Il resta figé. Puis, timidement, il haussa les épaules.
— Svet… Tu es toujours trop occupée ; avec ton business, je me sens insignifiant… Et ici… Inna me comprend à 100 %.
— Tu es insignifiant, Nikita. Tu as toujours vécu selon les modèles des autres. Tu te fais couper les cheveux comme ton ami. Tu achètes des meubles comme ton voisin. Tu amènes ton fils au football parce que « tout le monde fait ça ». Et pourtant, tous ces « tout le monde » gagnent leur vie, construisent leur avenir. Et toi ? Tu vis des vies qui ne sont pas les tiennes, tu rêves des rêves d’autrui, et maintenant tu as décidé de changer d’épouse comme on change de costume ? Laisse-moi te rappeler : ton « business », c’est la vitrine de l’office que j’ai loué. L’argent, c’est le mien. La voiture, c’est la mienne, même si elle a été achetée pendant le mariage, mais je prouverai que tu n’y as pas mis un sou ! J’ai un bon avocat ! Tu as fait une erreur, mon cher. Une épouse ne se « renouvelle » comme une cuisine ! Je suis un être vivant, pas un meuble !
Sa voix vacilla.
— Svet…
— Pars. Et va aussi quitter ton travail. Tout ce que tu possèdes, c’est grâce à moi.
© Stella Kiari
Liberté
Svetlana renvoya Nikita. D’une manière calme, juridiquement irréprochable, elle fit cesser les rénovations. Inna ne fit plus jamais surface dans son appartement.

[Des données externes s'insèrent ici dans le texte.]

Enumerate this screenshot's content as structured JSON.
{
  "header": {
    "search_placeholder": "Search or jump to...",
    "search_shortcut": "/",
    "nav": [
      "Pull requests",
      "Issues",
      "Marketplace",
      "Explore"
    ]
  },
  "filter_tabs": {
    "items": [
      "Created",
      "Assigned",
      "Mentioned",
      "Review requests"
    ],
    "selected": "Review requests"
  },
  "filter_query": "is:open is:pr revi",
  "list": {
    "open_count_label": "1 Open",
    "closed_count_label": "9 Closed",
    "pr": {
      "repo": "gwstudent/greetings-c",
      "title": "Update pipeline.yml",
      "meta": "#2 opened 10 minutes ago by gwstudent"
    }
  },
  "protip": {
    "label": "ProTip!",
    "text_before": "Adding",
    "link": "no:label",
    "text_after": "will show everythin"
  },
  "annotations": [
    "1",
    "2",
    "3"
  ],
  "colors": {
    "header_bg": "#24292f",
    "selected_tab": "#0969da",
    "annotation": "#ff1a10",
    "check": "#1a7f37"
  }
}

Un an plus tard, Ivan Ivanovitch se présenta chez elle, non pas avec Nina. De sa voiture sortit… Valentina.
À ce moment précis, Svetlana dépoussiérait sa voiture et n’en crut pas ses yeux.
— Bonjour…
— Salut, Svetochka ! Heureuse de te voir. Ivan, sors les sacs du coffre, on va discuter un peu avec Svetlana…
Valentina était en excellente forme, reposée. Elle raconta ses vacances.
— J’ai décidé de revenir vers mon mari. Après une promenade, j’en ai eu assez, dit-elle.
— Voilà qui est fait… enfin, c’est probablement la bonne décision. Bonne chance à vous… Je dois y aller, je suis déjà en retard… Svetlana monta dans sa voiture et partit. Peu après, son ex-mari appela. Il apprit qu’Ivan était revenu vers son épouse et en conclut que le voisin était un homme intelligent. Une ancienne femme vaut mieux que deux nouvelles, surtout si l’une d’elles possède de l’argent, de l’expérience et de la tête.
Mais Svetlana, contrairement à Valentina, ne souhaita pas retrouver Nikita Mikhaylovitch. Parce qu’elle avait l’expérience, la tête et de l’argent.